In order to determine the thermal power P_Q , we integrate the heat transport equation over the volume V. The integral over the volume is the product of an integral over the crosssection area A times an integral over the length L of the thermoelectric material,
\int_{S}{j_Q} .dS \int_{0}^{L}{dr} .\hat{x} = \kappa \int_{0}^{L}{dr} .(-\nabla T ) \int_{S}{dS} .\hat{x} +T^+ \varepsilon \int_{S}{j_q}.dS \int_{0}^{L}{dr}.\hat{x}
where \hat{x} is a unit vector in the direction of the current densities j_Q and j_q, and the infinitesimal length and surface vectors dr and dS are oriented in the same direction. The thermal power P_Q and the electric current I are defined as,
P_Q = \int_{S}{j_Q} .dS
I= \int_{S}{j_q} .dS
ΔT =\int_{0}^{L}{dr} .(-\nabla T )
The cross-section surface area A and the length L can be written as,
A = \int_{S}{dS} .\hat{x}
L = \int_{0}^{L}{dr}.\hat{x}
Thus, the thermal power P_Q is written as,
P_Q = κ \frac{A}{L} ΔT + T^+ ε I
Similarly, in order to determine the electric power P_q , we deduce ∇\varphi from the electric charge transport equation and integrate the scalar product between −∇\varphi and the electric current density j_q over the volume V of the thermoelectric material,
\int_{V}{j_q} .(-\nabla \varphi )dV = -\varepsilon \int_{S}{j_q} .dS \int_{0}^{L}{dr} . (-\nabla T ) +\frac{1}{\sigma } \int_{S}{j_q} .dS \int_{0}^{L}{j_q} .dr
The electric power P_q is defined as,
P_q = \int_{V}{j_q} .(-\nabla \varphi )dV
and
I \frac{L}{A} = \int_{0}^{L}{j_q} .dr
Thus, the electric power P_q is written as,
P_q = −ε I ΔT + \frac{I^2}{σ} \frac{L}{A}
Hence, the efficiency η of the thermoelectric material is given by,
\eta = -\frac{P_q}{P_Q} = \frac{\varepsilon I \Delta T-\frac{I^2}{\sigma }\frac{L}{A} }{\kappa \frac{A}{L} \Delta T+ T^+ \varepsilon I}
which can be recast as,
\eta = \frac{\Delta T}{T^+}\Biggl(\frac{\varepsilon -\frac{I}{\sigma }\frac{L}{A} \frac{1}{\Delta T} }{\varepsilon +\frac{\kappa }{I} \frac{A}{L} \frac{\Delta T}{T^+} }\Biggr)

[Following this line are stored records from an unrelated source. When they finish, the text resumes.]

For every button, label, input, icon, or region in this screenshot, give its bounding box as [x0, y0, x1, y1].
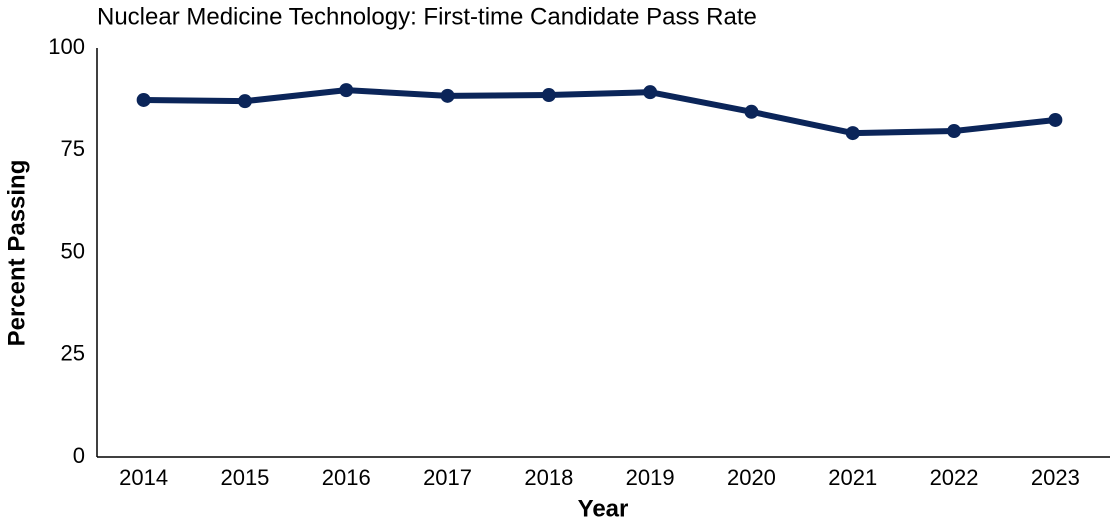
chart-title: Nuclear Medicine Technology: First-time …	[97, 3, 757, 30]
x-tick-label: 2021	[828, 465, 877, 490]
x-tick-label: 2019	[626, 465, 675, 490]
y-tick-label: 75	[61, 136, 85, 161]
point	[440, 88, 455, 103]
x-tick-label: 2018	[524, 465, 573, 490]
y-tick-label: 0	[73, 443, 85, 468]
x-tick-label: 2022	[930, 465, 979, 490]
y-tick-label: 100	[48, 34, 85, 59]
y-tick-label: 50	[61, 238, 85, 263]
x-axis-label: Year	[578, 495, 629, 522]
y-axis-label: Percent Passing	[3, 160, 30, 347]
point	[845, 126, 860, 141]
line	[143, 87, 1056, 137]
x-tick-label: 2016	[322, 465, 371, 490]
point	[1048, 112, 1063, 127]
point	[339, 83, 354, 98]
x-tick-label: 2020	[727, 465, 776, 490]
point	[136, 92, 151, 107]
x-tick-label: 2023	[1031, 465, 1080, 490]
point	[744, 104, 759, 119]
point	[947, 124, 962, 139]
point	[541, 88, 556, 103]
y-tick-label: 25	[61, 341, 85, 366]
point	[643, 85, 658, 100]
x-tick-label: 2017	[423, 465, 472, 490]
x-tick-label: 2014	[119, 465, 168, 490]
point	[237, 94, 252, 109]
x-tick-label: 2015	[220, 465, 269, 490]
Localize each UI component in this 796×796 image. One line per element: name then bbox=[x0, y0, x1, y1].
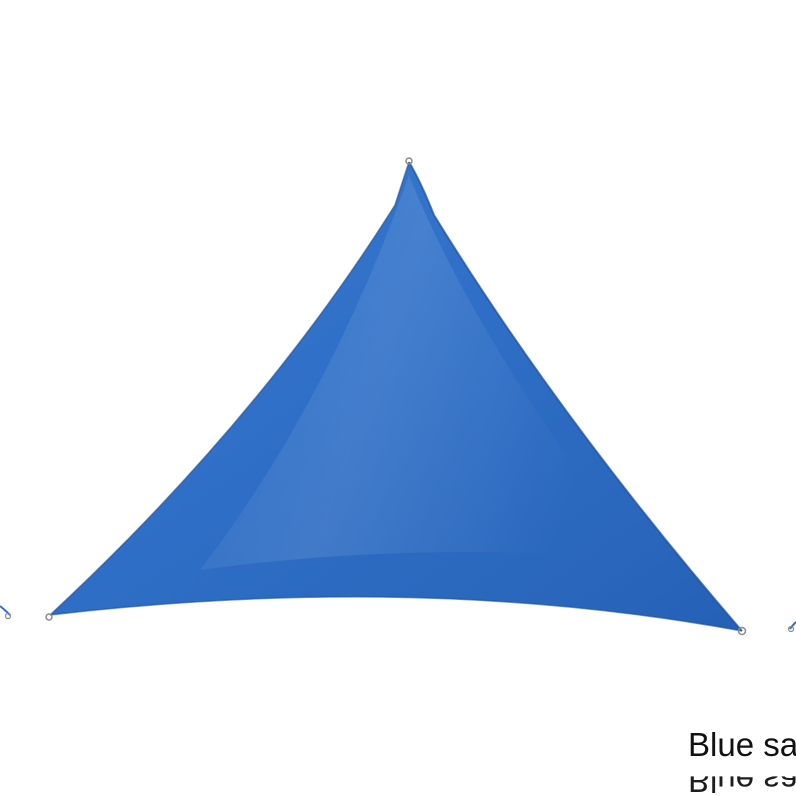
neighbor-sail-right-edge bbox=[789, 621, 796, 630]
color-caption-text: Blue sail bbox=[688, 727, 796, 763]
top-ring-icon bbox=[405, 157, 413, 165]
sail-edge-right bbox=[408, 161, 743, 632]
sail-edge-bottom bbox=[49, 596, 743, 632]
color-caption: Blue sail Blue sail bbox=[688, 727, 796, 796]
right-ring-icon bbox=[737, 626, 747, 636]
neighbor-ring-right-icon bbox=[787, 625, 795, 633]
neighbor-ring-left-icon bbox=[4, 612, 12, 620]
sail-edge-left bbox=[49, 161, 410, 616]
color-caption-reflection: Blue sail bbox=[688, 762, 796, 796]
sail-sheen bbox=[200, 175, 640, 570]
left-ring-icon bbox=[45, 613, 53, 621]
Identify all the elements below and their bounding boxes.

Using the dimensionless ratio,
r = \frac{I}{\kappa } \frac{L}{A} \frac{1}{\Delta T}
the efficiency η becomes,
\eta = \frac{\Delta T}{T^+}\Biggl(\frac{\varepsilon -\frac{\kappa }{\sigma }r }{\varepsilon +\frac{1}{r} \frac{1}{T^+} }\Biggr) = \eta = \frac{\Delta T}{T^+}\Biggl(\frac{r\Bigl(\varepsilon -\frac{\kappa }{\sigma }r\Bigr) }{r \varepsilon + \frac{1}{T^+} }\Biggr)
Using the relation ΔT = T^+ − T^− in the limit r ε \ll 1/T^+ , the efficiency η is reduced to,
\eta = \Bigl(1-\frac{T^-}{T^+}\Bigr) T^+r \Bigl(\varepsilon -\frac{\kappa }{\sigma }r\Bigr)
To find the optimum efficiency ratio r, we have to optimise the efficiency η with respect to the ratio r,
\frac{dη}{dr} = \Bigl(1-\frac{T^-}{T^+}\Bigr) T^+\Bigl(\varepsilon -\frac{2\kappa }{\sigma }r\Bigr) = 0
which implies that the optimal ratio is,
r =\frac{σ ε}{2 κ}
Thus, the optimal efficiency of the thermoelectric material is,
\eta = \Bigl(1-\frac{T^-}{T^+}\Bigr) \frac{\sigma \varepsilon ^2}{4\kappa } T^+
which is a quarter of the product of the Carnot efficiency and the ‘ZT coefficient’ σ ε²/κ T^+ . In the limit where the thermoelectric effect is much smaller than the thermal power,
I \frac{ε}{κ} \frac{L}{A} \frac{T^+}{ΔT} \ll 1
where according to Ohm’s law and the Seebeck effect, the order ofmagnitude of the electric current I is given by,
I= \frac{ε ΔT}{R} = ε σ ΔT \frac{L}{A}
Thus, the condition is recast as,
\frac{σ ε^2}{κ} T^+ \ll 1 .